2006 was the year Facebook expanded beyond college campuses. It’s changed a lot since then. It’s also the year the Disney Channel premiered their children’s show starring Hannah Montana, alter-ego of Miley Cyrus. She, too, has changed a lot since then. And it was the year Fox introduced its first trail helmet, the Flux. Surprisingly, it has not changed since then. Or at least, not until this year.

The non-Mips version of the Flux comes in these and four other colorways, both strip-ey and not.

The new Flux got some significant cosmetic updates on the outside and even more significant updates on the inside, starting with deep inside. There is a plastic skeletal brace across the rear of the new Flux that supports the material around the enormous rear vents. A piece of the brace peeks out on each side of the helmet, that spot where the embossed Fox Head logo sits.

The internal cage supports the massive vents on the rear of the Flux.

Around that skeleton is a unique dual-density EPS foam Fox calls Varizorb. The two surfaces bond along a three-dimensional field of interlocking cones. This allows for more deflection when the inner layer presses into the outer layer and, more importantly, when your head presses into the inner layer. Fox didn’t go for a hybrid of EPS and much squishier EPP foam because they found that configuration caused kinks in the deceleration curve. Using two stiffnesses of traditional EPS resulted in more steady deceleration and, hopefully, healthier brains.

Fox wanted to make a helmet that stays in contact with as much of your head as possible. They succeeded, depending on tour cranial topography.

The inside shape of the new Flux was refined with the goal of more complete contact between your head and the helmet. This means a closer fit, less rattle, and ideally, more comfort. It also means certain head shapes might not agree perfectly with the form-fitting forms. My form happens to fit fine, and that like-a-glove feel is immediately noticeable. The straps also took unique steps to keep you comfortable. The split beneath the ear is the wider type we always love seeing.

The close-fitting straps are anchored to the interior surface of the helmet so you can slide your glasses under or over them.

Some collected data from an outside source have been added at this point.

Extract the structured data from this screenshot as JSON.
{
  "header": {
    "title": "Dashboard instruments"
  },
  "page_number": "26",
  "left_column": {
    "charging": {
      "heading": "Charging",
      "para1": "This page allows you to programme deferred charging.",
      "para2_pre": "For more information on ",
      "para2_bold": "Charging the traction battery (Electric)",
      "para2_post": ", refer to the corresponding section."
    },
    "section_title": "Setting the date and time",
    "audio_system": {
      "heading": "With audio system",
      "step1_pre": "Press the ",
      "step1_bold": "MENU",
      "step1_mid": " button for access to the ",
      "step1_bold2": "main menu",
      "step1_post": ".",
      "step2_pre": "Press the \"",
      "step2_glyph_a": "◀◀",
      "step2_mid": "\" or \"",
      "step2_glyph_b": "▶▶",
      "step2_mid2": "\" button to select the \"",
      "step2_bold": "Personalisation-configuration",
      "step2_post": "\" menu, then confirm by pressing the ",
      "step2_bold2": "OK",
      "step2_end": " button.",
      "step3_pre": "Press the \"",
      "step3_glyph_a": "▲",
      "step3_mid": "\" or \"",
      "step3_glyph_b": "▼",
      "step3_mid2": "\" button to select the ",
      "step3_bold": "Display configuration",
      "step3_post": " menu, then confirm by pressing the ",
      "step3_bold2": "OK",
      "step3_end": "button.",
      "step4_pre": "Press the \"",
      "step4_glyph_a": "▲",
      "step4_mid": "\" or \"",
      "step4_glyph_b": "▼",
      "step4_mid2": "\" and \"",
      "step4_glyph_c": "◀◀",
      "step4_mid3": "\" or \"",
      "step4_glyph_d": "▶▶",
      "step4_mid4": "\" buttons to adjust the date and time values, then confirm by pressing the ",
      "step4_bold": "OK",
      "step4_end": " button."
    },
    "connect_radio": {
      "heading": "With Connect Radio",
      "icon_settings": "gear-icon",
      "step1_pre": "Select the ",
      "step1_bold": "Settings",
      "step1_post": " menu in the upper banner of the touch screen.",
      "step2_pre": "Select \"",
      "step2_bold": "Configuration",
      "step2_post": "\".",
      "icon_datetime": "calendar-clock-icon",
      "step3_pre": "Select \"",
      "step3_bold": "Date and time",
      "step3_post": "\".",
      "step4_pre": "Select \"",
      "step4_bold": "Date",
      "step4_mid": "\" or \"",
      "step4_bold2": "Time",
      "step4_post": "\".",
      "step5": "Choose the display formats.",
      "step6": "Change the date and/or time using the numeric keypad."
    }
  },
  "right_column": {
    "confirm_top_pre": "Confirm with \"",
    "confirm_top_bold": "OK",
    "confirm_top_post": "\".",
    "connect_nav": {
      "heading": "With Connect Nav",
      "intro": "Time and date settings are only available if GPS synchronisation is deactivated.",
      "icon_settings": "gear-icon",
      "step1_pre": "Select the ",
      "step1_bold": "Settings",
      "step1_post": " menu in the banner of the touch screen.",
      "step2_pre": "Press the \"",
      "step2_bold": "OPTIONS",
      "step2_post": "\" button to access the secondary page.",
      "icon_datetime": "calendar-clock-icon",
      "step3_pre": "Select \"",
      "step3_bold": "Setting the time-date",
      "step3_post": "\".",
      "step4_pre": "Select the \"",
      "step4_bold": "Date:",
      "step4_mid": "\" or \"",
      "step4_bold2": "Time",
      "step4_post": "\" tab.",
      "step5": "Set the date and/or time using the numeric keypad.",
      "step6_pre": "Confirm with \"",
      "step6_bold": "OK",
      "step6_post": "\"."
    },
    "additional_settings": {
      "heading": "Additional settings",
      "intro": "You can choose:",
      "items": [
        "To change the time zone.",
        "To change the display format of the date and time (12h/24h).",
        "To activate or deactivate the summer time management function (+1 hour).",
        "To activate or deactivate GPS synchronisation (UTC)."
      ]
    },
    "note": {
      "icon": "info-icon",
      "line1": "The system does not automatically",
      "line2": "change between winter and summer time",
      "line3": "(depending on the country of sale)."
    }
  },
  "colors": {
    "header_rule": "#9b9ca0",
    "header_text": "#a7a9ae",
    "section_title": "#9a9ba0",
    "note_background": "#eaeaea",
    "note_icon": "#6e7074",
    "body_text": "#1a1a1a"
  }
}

And the straps anchor into the helmet in a unique way. Instead of originating inside the helmet like classic helmets or directly to the center of the rim around the shell, they sit somewhere in between. Bracing to the bottom edge of the inside surface of the helmet, the straps are easy to manage and stay untangled, but sit close enough to your face that they accommodate any style of glasses, whether the arms want to sit behind or on top of the strap.


The retention system evolved this year to wrap 300 degrees around your head. And in addition to the rear height adjustment you see on most retention systems, you also get some fore/aft adjustment on the front of the harness. We even had a bald-headed tester approve of the shape of the occipital cradle, that often irritate his sensitive melon.

Wouldn’t be a trail helmet if you couldn’t wear goggles with it. The shape captures the strap at the rear, and the visor flips up high enough to stow them up top.

The Flux comes in at two price points, the Mips-equipped version features a Fidlock magnetic buckle, X-static long-lasting antimicrobial padding, and a spare pad right out of the box for $150. The standard version comes with standard pads, a standard buckle and goes for a standard $100.